From the time my daughter turned about 1 month old and learned how to hold her head up, she was determined to keep it off of our shoulders. No snuggles or hugs for this baby girl. The second you put her to your shoulder and even suggested a cuddle with a light touch on the head, you could feel the strain of her tiny, yet strong muscles pushing back with all of their might. Knowing she would be my last baby, it made me so sad. But there was nothing that could be done. She knew what she wanted and she did NOT want to snuggle!
By the time she turned about 18 months, we had finally broken her spirit some and she started accepting hugs when hurt, and EVERY once in a while, a snuggle for no other reason but for snuggles sake. But it always had to be on her terms. And I relished every embrace she would offer, for I never knew when the next one would be coming!
Now at 5 years old, she will cuddle a little more often. During a movie on the couch, for a few minutes, I will find myself with a little head on my shoulder. I soak in every second, holding still as to not spook her. No matter what, though, after a few minutes, the restless, independent little girl starts to wiggle free. While my heart breaks a little as she moves a few inches away from me, it is also bursting from even the shortest of cuddles.

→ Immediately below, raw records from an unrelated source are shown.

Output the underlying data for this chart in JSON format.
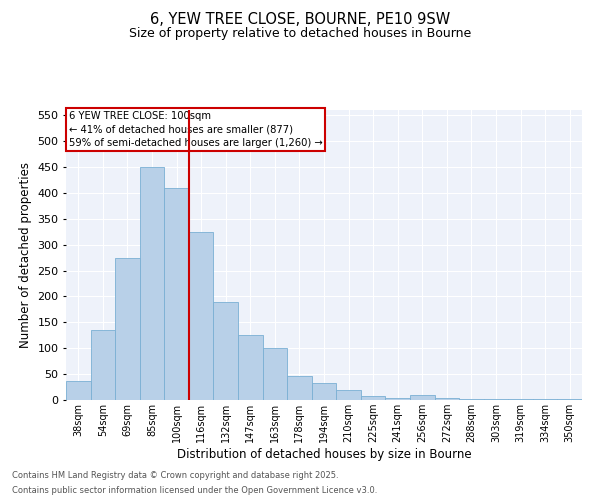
{
  "title1": "6, YEW TREE CLOSE, BOURNE, PE10 9SW",
  "title2": "Size of property relative to detached houses in Bourne",
  "xlabel": "Distribution of detached houses by size in Bourne",
  "ylabel": "Number of detached properties",
  "bar_color": "#b8d0e8",
  "bar_edge_color": "#7aafd4",
  "background_color": "#eef2fa",
  "grid_color": "#ffffff",
  "categories": [
    "38sqm",
    "54sqm",
    "69sqm",
    "85sqm",
    "100sqm",
    "116sqm",
    "132sqm",
    "147sqm",
    "163sqm",
    "178sqm",
    "194sqm",
    "210sqm",
    "225sqm",
    "241sqm",
    "256sqm",
    "272sqm",
    "288sqm",
    "303sqm",
    "319sqm",
    "334sqm",
    "350sqm"
  ],
  "values": [
    37,
    135,
    275,
    450,
    410,
    325,
    190,
    125,
    100,
    47,
    32,
    19,
    7,
    4,
    9,
    3,
    2,
    2,
    1,
    1,
    1
  ],
  "vline_index": 4,
  "vline_color": "#cc0000",
  "annotation_title": "6 YEW TREE CLOSE: 100sqm",
  "annotation_line1": "← 41% of detached houses are smaller (877)",
  "annotation_line2": "59% of semi-detached houses are larger (1,260) →",
  "annotation_box_color": "#cc0000",
  "ylim": [
    0,
    560
  ],
  "yticks": [
    0,
    50,
    100,
    150,
    200,
    250,
    300,
    350,
    400,
    450,
    500,
    550
  ],
  "footnote1": "Contains HM Land Registry data © Crown copyright and database right 2025.",
  "footnote2": "Contains public sector information licensed under the Open Government Licence v3.0."
}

Yesterday, I heard a soft knock on my bedroom door. I open it to find the smallest member of our family standing in front of me…in all her messy, high, dirty blonde pony tail and same nightgown she has worn the last 97 days straight glory. She reaches out for a hug (yes! you read that right! a hug!) and then utters the most amazing words, “Mommy, will you come cuddle with me??” :O After I got up off the floor, I said yes! I’ll be right there! I quickly threw my clothes on and ran to her room as quickly as I could. I had no idea how long this request was good for, and I didn’t want to miss it!
She sees me, rubs her hand on her bed, “I made a spot for you mommy.” Cue tears. I climbed into her bed and squeezed myself into the tiny space she carved out for me. We laid quietly for only a few minutes. But they were the best minutes in the world.